If immdiate safety is not at risk

  • Make an appointment with a UOW counsellor - call 4221 3445, 9.00 am to 4.30 pm Monday to Friday.
  • Call or text the UOW Afterhours Crisis Support Line
  • Seek support from the person's friends and family
  • Contact the person's doctor
  • Contact an organisation such as Lifeline on 13 11 14 or Beyond Blue on 1300 224 636 

You may find it tough supporting someone with a mental health issue and even avoid discussing what they are experiencing because you don't know what to say, or you're afraid about saying the wrong thing.

Supporting them and acknowledging how they feel can make a real difference--even if it is just staying in contact, listening and showing you are there.
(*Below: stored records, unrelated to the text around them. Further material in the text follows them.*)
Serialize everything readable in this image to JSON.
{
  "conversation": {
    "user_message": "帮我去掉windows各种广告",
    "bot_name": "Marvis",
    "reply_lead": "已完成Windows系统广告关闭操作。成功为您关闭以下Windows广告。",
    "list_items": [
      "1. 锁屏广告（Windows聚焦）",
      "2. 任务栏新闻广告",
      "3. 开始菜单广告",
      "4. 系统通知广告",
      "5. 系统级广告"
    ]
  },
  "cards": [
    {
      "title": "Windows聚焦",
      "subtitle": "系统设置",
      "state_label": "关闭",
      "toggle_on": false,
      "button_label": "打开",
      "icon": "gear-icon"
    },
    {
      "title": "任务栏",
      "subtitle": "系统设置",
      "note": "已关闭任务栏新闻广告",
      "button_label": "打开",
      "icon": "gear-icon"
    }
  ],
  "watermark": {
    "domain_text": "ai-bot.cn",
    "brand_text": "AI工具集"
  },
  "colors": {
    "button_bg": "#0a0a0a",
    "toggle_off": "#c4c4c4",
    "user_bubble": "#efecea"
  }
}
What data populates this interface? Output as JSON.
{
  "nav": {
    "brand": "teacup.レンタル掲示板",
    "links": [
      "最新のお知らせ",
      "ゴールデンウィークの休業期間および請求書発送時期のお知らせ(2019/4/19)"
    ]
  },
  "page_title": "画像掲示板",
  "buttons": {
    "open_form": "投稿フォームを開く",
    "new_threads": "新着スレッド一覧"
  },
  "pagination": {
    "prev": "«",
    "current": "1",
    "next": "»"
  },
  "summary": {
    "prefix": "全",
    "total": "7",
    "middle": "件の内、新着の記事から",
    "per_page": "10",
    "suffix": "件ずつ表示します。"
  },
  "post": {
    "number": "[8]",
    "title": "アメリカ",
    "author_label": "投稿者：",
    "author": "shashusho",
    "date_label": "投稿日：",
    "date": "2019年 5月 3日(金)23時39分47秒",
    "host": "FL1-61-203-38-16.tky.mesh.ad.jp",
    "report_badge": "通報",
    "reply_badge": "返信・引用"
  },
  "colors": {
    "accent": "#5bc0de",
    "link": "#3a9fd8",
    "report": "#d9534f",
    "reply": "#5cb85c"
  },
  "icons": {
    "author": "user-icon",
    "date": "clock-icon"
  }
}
There is no 'one size fits all' model for supporting someone who is in distress.

Tips to help when someone needs your support

  • Ask how they are and make sure you have the time to really listen to their response.
  • Be positive, sensitive and encouraging.
  • Ask if there is anything that you can do to help.
  • Keep the conversation open and relaxed.
  • Encourage them to keep regular contact with you and others
  • Try to engage them in healthy lifestyle activities e.g. healthy eating, getting enough sleep and getting some regular exercise.
  • Invite them to do some activities together (such as exercising, socializing, joining a sporting group, watching movies).
  • Provide some specific information about what they are experiencing e.g. books, brochures and offer to make an appointment and/or take them to their doctor or mental health professional for additional support.
  • Use 'I' statements? such as 'I'm worried ... 'or 'I have noticed'.
      

Try not to ...

  • Make unhelpful or dismissive comments like 'snap out of it', 'pull yourself together'; 'forget about it'; 'I know how you feel'. These comments can invalidate their experience.
  • Pressure them to into discussing their issues with you if they don't want to.
  • Make fun of their mental health issues.
  • Avoid them or avoid discussing suicide and self-harm. It can be difficult to know what to say, but usually when people talk about suicide they are looking for help. Just being there for them is important.
  • Get frustrated and use words like 'psycho' or 'crazy'.
  • Feel guilty if you didn't notice that they had a mental health issue. People often hide their symptoms from close friends and family.
      

The Headspace website features more information on what to look out for and how to support those you are concerned about, with resources on a range of topics from mental health, substance abuse, work/life balance and physical health.